Melk 9. Mort et résurrection
Malgré ma robuste constitution, je suis moi aussi victime de cette dysenterie bacillaire. Personne ne sait vraiment comment il faut se soigner. Il importe tout d’abord de ne pas boire de l'eau, car elle le vecteur principal de la maladie ; et en guise de médicament, il est recommandé d' absorber de la poussière de charbon . C'est donc la petite locomotive du chantier qui devient la pharmacie du camp : on peut y récolter des morceaux de charbon parmi les scories. Cependant je perds très rapidement des forces et du poids, alors que je suis déjà très amaigri : en effet, la maladie me coupe l’appétit. Ma gamelle reste pleine et des camarades en profitent : c'est tant mieux pour eux. Il faut malgré tout que je continue à travailler sans pouvoir prendre un peu de vrai repos. Car je veux survivre, sortir un jour de ce camp à n’importe quel prix, ne pas y laisser ma peau et surtout, je voudrais assister à l’écrasement final de nos bourreaux, à leur anéantissement dont je ne doute pas. Alors ma volonté reste tendue vers ce seul but : guérir ! Mais face à la maladie, la volonté seule n'est pas suffisante.

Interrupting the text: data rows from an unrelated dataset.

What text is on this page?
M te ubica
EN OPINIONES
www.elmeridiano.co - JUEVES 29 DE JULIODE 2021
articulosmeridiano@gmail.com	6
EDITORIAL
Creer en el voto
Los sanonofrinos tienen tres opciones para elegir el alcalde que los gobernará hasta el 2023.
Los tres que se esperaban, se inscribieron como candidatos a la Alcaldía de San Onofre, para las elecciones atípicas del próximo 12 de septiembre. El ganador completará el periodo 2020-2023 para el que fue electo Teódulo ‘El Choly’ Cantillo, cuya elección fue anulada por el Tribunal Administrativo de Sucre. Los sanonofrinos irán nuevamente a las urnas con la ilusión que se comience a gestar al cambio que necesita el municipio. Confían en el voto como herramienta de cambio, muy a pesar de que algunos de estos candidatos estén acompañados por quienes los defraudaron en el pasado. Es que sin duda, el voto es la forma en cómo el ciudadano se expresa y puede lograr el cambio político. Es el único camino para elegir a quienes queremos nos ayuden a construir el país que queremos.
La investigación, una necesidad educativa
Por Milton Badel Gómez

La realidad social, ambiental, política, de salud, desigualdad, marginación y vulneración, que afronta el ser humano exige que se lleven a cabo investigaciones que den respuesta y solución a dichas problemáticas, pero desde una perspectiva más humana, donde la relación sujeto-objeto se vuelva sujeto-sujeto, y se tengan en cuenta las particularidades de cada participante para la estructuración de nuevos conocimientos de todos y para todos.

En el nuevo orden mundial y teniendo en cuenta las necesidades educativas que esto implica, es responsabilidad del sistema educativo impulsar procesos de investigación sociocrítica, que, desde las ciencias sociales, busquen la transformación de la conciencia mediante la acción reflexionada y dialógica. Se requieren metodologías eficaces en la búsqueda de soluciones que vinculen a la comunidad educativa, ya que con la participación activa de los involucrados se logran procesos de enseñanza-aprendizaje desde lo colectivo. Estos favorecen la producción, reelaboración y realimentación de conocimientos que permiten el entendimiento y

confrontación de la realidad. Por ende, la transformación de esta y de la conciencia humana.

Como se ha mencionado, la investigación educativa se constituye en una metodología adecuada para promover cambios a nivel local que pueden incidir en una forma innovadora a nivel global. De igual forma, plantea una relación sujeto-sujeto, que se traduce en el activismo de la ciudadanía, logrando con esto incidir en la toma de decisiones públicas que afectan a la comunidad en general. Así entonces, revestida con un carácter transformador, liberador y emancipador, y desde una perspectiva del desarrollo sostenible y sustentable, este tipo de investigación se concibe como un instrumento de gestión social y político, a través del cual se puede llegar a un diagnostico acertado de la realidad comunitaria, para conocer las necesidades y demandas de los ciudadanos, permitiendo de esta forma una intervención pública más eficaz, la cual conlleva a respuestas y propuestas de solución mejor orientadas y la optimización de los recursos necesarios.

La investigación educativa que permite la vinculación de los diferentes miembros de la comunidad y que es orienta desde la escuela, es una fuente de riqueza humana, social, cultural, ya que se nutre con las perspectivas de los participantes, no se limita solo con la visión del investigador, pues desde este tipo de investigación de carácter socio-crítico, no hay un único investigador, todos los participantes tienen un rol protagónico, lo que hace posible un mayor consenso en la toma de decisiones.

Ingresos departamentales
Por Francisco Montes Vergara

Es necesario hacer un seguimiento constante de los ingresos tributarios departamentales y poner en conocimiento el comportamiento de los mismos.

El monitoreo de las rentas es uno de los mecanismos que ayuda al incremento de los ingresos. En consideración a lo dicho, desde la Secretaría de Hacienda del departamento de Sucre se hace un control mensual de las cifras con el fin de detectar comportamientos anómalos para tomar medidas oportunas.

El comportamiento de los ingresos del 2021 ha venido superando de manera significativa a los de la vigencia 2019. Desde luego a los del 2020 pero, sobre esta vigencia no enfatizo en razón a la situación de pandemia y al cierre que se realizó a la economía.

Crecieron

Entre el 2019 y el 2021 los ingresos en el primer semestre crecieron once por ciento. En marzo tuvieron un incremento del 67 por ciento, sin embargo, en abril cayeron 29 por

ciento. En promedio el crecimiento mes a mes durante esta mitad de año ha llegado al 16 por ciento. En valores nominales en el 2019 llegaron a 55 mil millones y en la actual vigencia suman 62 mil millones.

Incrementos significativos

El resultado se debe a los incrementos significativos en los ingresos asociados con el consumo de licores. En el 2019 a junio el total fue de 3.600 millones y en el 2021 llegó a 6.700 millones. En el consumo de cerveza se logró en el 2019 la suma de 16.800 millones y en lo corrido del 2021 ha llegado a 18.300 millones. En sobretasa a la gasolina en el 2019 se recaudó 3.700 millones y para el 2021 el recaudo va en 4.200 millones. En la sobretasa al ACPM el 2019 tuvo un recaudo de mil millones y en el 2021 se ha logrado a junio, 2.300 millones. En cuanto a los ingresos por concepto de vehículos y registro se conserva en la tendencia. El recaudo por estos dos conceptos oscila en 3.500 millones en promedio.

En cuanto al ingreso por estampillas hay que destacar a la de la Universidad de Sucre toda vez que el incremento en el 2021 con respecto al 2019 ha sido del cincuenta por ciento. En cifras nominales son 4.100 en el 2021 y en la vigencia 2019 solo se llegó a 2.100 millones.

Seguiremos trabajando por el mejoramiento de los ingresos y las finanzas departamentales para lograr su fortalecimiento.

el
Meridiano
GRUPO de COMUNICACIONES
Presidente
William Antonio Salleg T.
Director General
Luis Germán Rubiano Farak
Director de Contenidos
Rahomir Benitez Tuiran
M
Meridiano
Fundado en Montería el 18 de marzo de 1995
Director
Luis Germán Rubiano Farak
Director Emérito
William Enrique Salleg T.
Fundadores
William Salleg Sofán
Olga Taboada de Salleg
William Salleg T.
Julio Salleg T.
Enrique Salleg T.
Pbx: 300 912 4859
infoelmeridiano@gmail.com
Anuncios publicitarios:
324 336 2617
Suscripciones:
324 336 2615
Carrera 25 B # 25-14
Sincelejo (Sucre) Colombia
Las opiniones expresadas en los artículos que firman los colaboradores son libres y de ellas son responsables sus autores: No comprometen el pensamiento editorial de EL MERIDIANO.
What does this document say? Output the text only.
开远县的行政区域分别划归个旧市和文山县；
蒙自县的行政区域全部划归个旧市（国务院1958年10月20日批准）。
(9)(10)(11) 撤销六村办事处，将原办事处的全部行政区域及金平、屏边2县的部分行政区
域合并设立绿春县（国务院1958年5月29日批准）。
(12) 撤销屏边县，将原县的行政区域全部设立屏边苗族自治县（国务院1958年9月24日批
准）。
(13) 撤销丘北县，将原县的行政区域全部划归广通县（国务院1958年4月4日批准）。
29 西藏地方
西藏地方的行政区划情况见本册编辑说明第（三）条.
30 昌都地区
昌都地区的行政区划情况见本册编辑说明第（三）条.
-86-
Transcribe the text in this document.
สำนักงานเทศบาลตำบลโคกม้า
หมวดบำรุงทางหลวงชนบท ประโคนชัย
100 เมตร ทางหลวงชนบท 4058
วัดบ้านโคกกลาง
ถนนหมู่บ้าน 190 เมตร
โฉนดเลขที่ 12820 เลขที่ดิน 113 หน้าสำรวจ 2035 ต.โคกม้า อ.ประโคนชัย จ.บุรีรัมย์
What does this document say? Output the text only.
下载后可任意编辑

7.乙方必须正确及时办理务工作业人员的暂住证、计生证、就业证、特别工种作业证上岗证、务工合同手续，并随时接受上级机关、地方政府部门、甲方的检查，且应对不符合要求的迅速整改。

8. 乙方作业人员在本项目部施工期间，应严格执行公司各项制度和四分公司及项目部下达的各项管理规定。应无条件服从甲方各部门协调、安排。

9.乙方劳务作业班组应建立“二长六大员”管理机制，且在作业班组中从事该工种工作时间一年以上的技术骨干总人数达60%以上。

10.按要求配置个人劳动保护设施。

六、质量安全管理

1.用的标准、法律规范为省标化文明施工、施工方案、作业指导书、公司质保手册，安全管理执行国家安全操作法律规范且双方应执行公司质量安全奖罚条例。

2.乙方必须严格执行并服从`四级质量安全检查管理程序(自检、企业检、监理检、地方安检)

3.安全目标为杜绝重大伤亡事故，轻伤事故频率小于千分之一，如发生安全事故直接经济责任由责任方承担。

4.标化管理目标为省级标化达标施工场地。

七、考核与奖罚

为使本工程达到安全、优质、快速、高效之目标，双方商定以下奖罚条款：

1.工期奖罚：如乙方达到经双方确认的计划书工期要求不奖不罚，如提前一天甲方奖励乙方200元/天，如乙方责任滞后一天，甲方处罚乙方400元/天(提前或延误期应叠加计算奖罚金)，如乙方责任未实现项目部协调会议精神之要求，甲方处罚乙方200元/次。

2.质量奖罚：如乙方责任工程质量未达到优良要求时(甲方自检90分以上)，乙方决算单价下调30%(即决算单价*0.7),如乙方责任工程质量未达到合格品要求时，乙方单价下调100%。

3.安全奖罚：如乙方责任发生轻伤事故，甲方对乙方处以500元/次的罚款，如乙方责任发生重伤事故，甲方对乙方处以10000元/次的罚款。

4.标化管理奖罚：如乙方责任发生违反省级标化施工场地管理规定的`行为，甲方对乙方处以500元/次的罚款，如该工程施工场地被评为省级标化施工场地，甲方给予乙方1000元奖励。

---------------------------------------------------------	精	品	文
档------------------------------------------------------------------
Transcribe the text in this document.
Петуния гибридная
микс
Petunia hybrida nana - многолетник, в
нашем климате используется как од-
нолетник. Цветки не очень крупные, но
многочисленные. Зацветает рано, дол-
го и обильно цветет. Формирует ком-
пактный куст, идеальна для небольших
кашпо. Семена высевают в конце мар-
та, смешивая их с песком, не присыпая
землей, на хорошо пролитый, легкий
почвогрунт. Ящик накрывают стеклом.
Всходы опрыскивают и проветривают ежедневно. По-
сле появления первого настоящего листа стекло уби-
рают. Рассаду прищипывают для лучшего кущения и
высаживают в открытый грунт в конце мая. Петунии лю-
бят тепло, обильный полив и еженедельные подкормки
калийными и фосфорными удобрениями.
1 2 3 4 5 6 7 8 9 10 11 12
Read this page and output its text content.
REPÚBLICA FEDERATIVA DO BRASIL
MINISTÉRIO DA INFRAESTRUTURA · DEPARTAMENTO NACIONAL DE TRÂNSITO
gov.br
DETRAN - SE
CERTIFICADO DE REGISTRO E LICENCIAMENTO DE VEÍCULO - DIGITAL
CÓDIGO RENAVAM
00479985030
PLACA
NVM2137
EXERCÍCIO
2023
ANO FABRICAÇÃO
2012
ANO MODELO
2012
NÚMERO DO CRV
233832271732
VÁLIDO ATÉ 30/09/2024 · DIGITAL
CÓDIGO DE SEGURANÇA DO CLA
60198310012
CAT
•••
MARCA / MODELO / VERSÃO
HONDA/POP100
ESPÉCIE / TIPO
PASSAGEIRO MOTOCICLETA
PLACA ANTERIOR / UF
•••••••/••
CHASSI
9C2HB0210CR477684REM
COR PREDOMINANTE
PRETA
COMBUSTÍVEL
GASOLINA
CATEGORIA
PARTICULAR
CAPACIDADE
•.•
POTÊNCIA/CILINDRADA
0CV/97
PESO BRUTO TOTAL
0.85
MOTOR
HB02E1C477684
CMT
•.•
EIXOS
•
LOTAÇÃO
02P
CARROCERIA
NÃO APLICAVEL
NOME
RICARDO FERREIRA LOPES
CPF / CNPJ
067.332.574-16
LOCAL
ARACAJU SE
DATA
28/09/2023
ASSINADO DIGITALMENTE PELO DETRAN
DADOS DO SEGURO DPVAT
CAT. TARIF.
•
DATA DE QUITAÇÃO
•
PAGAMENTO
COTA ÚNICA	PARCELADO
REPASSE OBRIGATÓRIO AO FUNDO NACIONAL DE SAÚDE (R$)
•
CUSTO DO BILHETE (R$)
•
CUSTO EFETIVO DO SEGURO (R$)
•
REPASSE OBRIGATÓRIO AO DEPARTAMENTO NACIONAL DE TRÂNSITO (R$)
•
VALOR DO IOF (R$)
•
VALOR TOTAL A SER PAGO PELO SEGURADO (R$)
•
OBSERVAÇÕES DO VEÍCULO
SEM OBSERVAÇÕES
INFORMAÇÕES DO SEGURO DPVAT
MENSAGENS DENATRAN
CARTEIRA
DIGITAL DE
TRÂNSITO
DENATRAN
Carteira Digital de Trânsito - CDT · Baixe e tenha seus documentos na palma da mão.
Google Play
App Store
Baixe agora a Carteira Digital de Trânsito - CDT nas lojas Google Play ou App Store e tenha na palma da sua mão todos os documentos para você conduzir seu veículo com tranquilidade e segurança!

Et un soir, allongé sur ma paillasse, épuisé, sans appétit, sans aucun désir, une soif atroce me tordant les entrailles, cette volonté faiblit, vacille et sous le coup d' une très grande lassitude, j'éprouve l'envie de renoncer. Demain matin, sans doute, je serai conduit au Revier pour y mourir. A quoi bon résister davantage? Le moment est venu pour moi de mettre un terme à cette existence sans autre horizon que des barbelés, cette existence absurde, faite de misère, de privations, de travail démentiel, d’épuisement, cette vie de bagnard sur laquelle ne se lèvera jamais plus aucune aube d’espoir. Je suis alors pris d’une sorte de rage d'en finir, mais à ma façon : s'il faut mourir, eh bien soit ! Mais non, je ne mourrais pas l’estomac vide, ni avec cette soif atroce qui me tord le ventre ! Qu'importe maintenant que je boive de l'eau polluée ! Rassemblant mes dernières forces, je me mets debout et m’avance en chancelant vers les lavabos de la baraque. J’y remplis ma gamelle d’une eau glacée et la vide d’un seul trait, à trois reprises. Après quoi, je me dirige vers le bouteillon vide au fond duquel s'est incrustée, à la longue, une sorte de pellicule de graisse que je gratte avec mes doigts et que je mange. Puis, je retourne m’allonger sur la paillasse, à côté de mon camarade de lit. Je n'ai plus ni faim, ni soif ; et j' attends que la délivrance survienne.
Mais il faut croire que la mort ne veut toujours pas de moi, que mon destin est de continuer à vivre . Car elle ne survient pas cette mort ! Je sombre vite dans une sorte de demi-coma dont je suis subitement tiré par de forts gargouillements d’intestins et je constate alors que leur suintement a cessé comme par miracle. Il n’y a plus d’écoulement. Qu’est-ce à dire ? Serais-je donc guéri ? Mais comment ? J'ai commis un acte désespéré dont j'attendais qu'il accélère ma fin. Et c’est le contraire qui se produit. En fait, le traitement que je me suis infligé a produit un choc salvateur dans tout mon organisme qui a réagi positivement, comme il aurait pu réagir, au contraire, par une mort rapide. Je me suis, à mon insu, mithridatisé contre la diarrhée en absorbant une sorte de médication homéopathique totalement improvisée. Me voilà sauvé !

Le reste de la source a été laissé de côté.